In some countries the model clauses will need approval/notification with the relevant European regulators. It is not an overnight solution - for some organisations, by the time they get through the process, Safe Harbour 2.0 may have emerged like a phoenix from the ashes.
- Consent is the least desirable option as it is revocable, and seldom can be regarded as freely given in an employment relationship (given the imbalance of power between employer and employee). More generally (whether employee data or not) the fact that it is revocable means it is highly impractical for anything but ad hoc personal data transfers. However, in individual cases it is a preferable tool for transfers as it can usually be obtained quickly and without too much paperwork.

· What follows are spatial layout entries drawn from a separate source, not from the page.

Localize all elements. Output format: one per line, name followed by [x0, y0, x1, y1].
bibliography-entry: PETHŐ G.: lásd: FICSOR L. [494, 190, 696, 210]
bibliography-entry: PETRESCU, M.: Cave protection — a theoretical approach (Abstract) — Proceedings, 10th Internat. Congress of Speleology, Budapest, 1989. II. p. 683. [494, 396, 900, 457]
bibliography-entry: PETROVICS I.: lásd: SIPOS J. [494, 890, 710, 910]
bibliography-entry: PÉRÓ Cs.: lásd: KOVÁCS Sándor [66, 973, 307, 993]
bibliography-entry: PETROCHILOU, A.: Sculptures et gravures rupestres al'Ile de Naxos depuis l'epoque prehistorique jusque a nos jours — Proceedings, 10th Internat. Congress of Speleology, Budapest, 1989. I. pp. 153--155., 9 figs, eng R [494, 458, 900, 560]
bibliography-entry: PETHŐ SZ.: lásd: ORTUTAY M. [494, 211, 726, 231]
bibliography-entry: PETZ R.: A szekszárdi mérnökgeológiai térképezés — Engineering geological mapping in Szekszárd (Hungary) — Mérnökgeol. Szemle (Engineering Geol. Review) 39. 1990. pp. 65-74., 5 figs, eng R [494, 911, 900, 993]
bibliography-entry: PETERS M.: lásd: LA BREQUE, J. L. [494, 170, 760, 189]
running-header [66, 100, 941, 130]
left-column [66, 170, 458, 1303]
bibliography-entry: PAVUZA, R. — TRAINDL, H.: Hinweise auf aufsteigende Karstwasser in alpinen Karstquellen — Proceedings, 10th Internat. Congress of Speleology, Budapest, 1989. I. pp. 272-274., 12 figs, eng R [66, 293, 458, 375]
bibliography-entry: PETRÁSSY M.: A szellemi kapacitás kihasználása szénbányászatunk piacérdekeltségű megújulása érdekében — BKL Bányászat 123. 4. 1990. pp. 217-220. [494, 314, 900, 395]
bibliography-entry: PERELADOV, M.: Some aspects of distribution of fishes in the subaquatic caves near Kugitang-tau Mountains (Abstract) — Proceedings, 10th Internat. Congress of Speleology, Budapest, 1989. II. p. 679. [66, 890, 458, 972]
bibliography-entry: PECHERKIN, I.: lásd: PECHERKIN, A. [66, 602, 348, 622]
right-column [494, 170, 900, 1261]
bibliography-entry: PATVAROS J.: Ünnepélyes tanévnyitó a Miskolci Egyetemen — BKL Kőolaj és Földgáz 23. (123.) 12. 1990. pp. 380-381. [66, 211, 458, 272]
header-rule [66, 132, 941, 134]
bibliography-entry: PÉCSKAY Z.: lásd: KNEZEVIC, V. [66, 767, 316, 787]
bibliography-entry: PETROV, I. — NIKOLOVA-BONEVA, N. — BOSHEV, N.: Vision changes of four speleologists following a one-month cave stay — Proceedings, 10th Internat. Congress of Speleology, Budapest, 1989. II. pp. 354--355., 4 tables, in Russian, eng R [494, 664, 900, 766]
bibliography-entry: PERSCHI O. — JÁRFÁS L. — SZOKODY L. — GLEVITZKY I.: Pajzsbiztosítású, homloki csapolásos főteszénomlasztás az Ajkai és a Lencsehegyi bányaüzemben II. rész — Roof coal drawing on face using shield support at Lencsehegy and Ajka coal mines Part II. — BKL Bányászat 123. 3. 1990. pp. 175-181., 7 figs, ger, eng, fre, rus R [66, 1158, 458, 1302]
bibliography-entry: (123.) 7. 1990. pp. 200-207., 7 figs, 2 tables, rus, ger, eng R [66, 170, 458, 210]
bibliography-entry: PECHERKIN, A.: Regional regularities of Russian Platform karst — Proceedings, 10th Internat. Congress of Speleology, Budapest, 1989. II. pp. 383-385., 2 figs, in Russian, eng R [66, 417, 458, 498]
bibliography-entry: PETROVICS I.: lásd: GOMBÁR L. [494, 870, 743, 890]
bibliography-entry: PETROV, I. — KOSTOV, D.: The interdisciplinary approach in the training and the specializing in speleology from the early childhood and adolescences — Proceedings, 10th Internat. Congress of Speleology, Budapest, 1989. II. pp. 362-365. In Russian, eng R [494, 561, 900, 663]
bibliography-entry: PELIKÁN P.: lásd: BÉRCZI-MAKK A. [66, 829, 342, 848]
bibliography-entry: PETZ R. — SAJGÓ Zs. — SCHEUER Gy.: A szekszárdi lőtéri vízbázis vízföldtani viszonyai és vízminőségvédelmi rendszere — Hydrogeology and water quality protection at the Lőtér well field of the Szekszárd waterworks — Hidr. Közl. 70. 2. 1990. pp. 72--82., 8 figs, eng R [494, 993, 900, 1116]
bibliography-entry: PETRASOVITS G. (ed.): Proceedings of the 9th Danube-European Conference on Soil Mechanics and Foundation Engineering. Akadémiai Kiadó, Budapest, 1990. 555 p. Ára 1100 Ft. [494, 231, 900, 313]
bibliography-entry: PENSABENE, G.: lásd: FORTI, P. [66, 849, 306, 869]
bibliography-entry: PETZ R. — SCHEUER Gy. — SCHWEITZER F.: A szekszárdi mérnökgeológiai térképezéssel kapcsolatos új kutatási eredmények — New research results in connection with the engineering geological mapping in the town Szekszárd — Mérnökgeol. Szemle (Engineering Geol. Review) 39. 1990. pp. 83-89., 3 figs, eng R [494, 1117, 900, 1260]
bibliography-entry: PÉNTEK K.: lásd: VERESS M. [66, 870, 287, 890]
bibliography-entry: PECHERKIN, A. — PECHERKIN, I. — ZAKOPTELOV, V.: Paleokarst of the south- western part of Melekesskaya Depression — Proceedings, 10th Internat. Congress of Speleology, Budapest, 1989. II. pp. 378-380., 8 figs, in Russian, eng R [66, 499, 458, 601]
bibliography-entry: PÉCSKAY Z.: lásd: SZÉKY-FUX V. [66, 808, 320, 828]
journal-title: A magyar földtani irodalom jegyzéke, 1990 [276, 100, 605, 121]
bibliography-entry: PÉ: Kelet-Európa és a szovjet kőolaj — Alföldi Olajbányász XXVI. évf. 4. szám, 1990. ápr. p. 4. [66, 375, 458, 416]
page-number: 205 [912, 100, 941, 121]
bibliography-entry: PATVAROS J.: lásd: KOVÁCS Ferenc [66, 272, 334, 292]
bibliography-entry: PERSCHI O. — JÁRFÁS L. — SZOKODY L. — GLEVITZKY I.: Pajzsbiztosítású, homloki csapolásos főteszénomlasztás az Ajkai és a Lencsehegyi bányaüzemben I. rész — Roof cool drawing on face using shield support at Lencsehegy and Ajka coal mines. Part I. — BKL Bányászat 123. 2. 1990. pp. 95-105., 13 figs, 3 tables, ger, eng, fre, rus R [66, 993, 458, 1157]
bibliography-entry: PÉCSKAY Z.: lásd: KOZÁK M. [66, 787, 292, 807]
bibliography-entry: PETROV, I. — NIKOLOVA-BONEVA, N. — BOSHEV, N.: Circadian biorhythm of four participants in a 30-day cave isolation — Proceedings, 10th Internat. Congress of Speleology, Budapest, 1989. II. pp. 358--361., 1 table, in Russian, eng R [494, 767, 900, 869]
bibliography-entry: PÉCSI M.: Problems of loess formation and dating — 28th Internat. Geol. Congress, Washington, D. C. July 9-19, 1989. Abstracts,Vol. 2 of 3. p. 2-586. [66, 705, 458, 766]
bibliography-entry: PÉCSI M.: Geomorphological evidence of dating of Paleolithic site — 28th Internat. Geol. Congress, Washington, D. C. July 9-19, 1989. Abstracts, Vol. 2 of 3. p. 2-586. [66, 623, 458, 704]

- BCRs are internal rules that an organisation gives itself for the handling of personal data, and it is approved by the data protection authorities and thereby recognized as providing adequate protection. Note that it is only applicable within the boundaries of one organisation, so only to internal data transfers, not to or from external organisations. They require careful drafting following the analysis process, and the entire process is likely to take anywhere between 12 and 24 months or even more. You may also find that in the interim, you still need to put Model Contracts in place.
- Self-assessment of adequacy - this is not an option for every EEA country but for countries such as the UK, this could be considered as an alternative. This is not an ideal option given it leaves a level of uncertainty as to whether the relevant regulator would agree.